Lewat program CSR yang sudah berlangsung tahun kelima, kata Kepala Dinas Sosial Surabaya Supomo, sudah ratusan anak yang terancam putus sekolah kembali melanjutkan pendidikannya. Program ini melibatkan mahasiswa dari sejumlah perguruan tinggi di Surabaya serta dukungan dari perusahaan-perusahaan. Sebab, untuk membiayai kebutuhan anak-anak yang putus sekolah, paling tidak butuh dana Rp 2 miliar per bulan, dan Pemkot Surabaya tak memiliki kemampuan memenuhinya.
Saya terus memberikan ruang untuk anak-anak, seperti untuk penelitian, penemuan, itu harus kita kembangkan terus dan diwadahi.

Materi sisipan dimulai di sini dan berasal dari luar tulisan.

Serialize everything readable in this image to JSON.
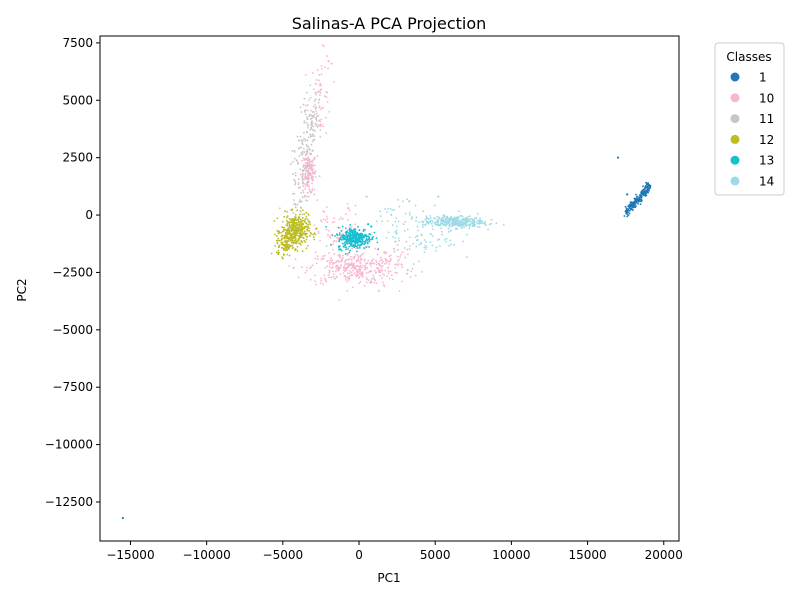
{
  "chart_data": {
    "type": "scatter",
    "title": "Salinas-A PCA Projection",
    "xlabel": "PC1",
    "ylabel": "PC2",
    "xlim": [
      -17000,
      21000
    ],
    "ylim": [
      -14200,
      7800
    ],
    "x_ticks": [
      -15000,
      -10000,
      -5000,
      0,
      5000,
      10000,
      15000,
      20000
    ],
    "y_ticks": [
      -12500,
      -10000,
      -7500,
      -5000,
      -2500,
      0,
      2500,
      5000,
      7500
    ],
    "x_tick_labels": [
      "−15000",
      "−10000",
      "−5000",
      "0",
      "5000",
      "10000",
      "15000",
      "20000"
    ],
    "y_tick_labels": [
      "−12500",
      "−10000",
      "−7500",
      "−5000",
      "−2500",
      "0",
      "2500",
      "5000",
      "7500"
    ],
    "grid": false,
    "legend": {
      "title": "Classes",
      "placement": "outside-top-right"
    },
    "series": [
      {
        "name": "1",
        "color": "#1f77b4",
        "clusters": [
          {
            "center": [
              18300,
              700
            ],
            "spread": [
              450,
              120
            ],
            "count": 220,
            "slope": 0.75,
            "range": [
              17500,
              19100
            ]
          }
        ],
        "points": [
          [
            -15500,
            -13200
          ],
          [
            17000,
            2500
          ],
          [
            17600,
            900
          ]
        ]
      },
      {
        "name": "10",
        "color": "#f7b6d2",
        "clusters": [
          {
            "center": [
              -3300,
              1800
            ],
            "spread": [
              250,
              450
            ],
            "count": 160
          },
          {
            "center": [
              -2500,
              5200
            ],
            "spread": [
              350,
              900
            ],
            "count": 60
          },
          {
            "center": [
              -500,
              -2300
            ],
            "spread": [
              1400,
              350
            ],
            "count": 320
          },
          {
            "center": [
              -1500,
              -800
            ],
            "spread": [
              900,
              600
            ],
            "count": 80
          },
          {
            "center": [
              2200,
              -2000
            ],
            "spread": [
              900,
              500
            ],
            "count": 60
          }
        ],
        "points": [
          [
            -2000,
            6700
          ],
          [
            -1800,
            6600
          ],
          [
            -4300,
            -2300
          ],
          [
            500,
            800
          ],
          [
            -700,
            300
          ]
        ]
      },
      {
        "name": "11",
        "color": "#c7c7c7",
        "clusters": [
          {
            "center": [
              -3500,
              2800
            ],
            "spread": [
              180,
              900
            ],
            "count": 200,
            "slope": 2.6,
            "range": [
              -4200,
              -2800
            ]
          }
        ],
        "points": [
          [
            -3000,
            3700
          ],
          [
            -3100,
            3900
          ]
        ]
      },
      {
        "name": "12",
        "color": "#bcbd22",
        "clusters": [
          {
            "center": [
              -4200,
              -700
            ],
            "spread": [
              450,
              350
            ],
            "count": 380
          },
          {
            "center": [
              -4900,
              -1300
            ],
            "spread": [
              250,
              250
            ],
            "count": 80
          }
        ],
        "points": [
          [
            -5300,
            -1700
          ],
          [
            -2800,
            -600
          ]
        ]
      },
      {
        "name": "13",
        "color": "#17becf",
        "clusters": [
          {
            "center": [
              -300,
              -1000
            ],
            "spread": [
              550,
              230
            ],
            "count": 320
          }
        ],
        "points": [
          [
            600,
            -400
          ],
          [
            800,
            -500
          ],
          [
            -1300,
            -1500
          ]
        ]
      },
      {
        "name": "14",
        "color": "#9edae5",
        "clusters": [
          {
            "center": [
              6200,
              -300
            ],
            "spread": [
              1000,
              130
            ],
            "count": 340
          },
          {
            "center": [
              4200,
              -900
            ],
            "spread": [
              1200,
              550
            ],
            "count": 70
          },
          {
            "center": [
              2700,
              -100
            ],
            "spread": [
              700,
              350
            ],
            "count": 30
          }
        ],
        "points": [
          [
            5200,
            800
          ],
          [
            3300,
            600
          ],
          [
            800,
            -2900
          ],
          [
            1300,
            -3300
          ],
          [
            3200,
            -2400
          ]
        ]
      }
    ]
  }
}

Risma menuturkan, saat ini jumlah anak-anak berprestasi di Surabaya semakin meningkat. Kendati demikian, Pemkot Surabaya akan terus mendukung dengan memberikan berbagai fasilitas dan ruang agar anak Surabaya bisa menyalurkan bakat positifnya.
”Saya terus memberikan ruang untuk anak-anak, seperti untuk penelitian, penemuan, itu harus dikembangkan terus dan diwadahi,” lanjutnya.
Penghargaan Kota Layak Anak tahun ini menambah daftar panjang prestasi yang telah diraih Pemkot Surabaya. Meski demikian, Wali Kota Risma tidak cepat berpuas diri. Ia akan terus berkomitmen untuk mewujudkan bagaimana anak-anak Surabaya bisa memperoleh haknya dengan layak.
Sementara itu, Menteri PPPA Yohana Yembise mengatakan, salah satu sasaran yang ingin dicapai Kementerian PPPA menuju generasi emas 2045 adalah mewujudkan Indonesia Layak Anak (Idola). Perwujudan Idola ini menjadi sasaran pada 2030.
”Tahun 2045, ada sekitar 70 persen penduduk Indonesia yang berusia produktif. ”Saya berharap, pada tahun itu, Indonesia memiliki sumber daya manusia yang cemerlang,” ujar Risma.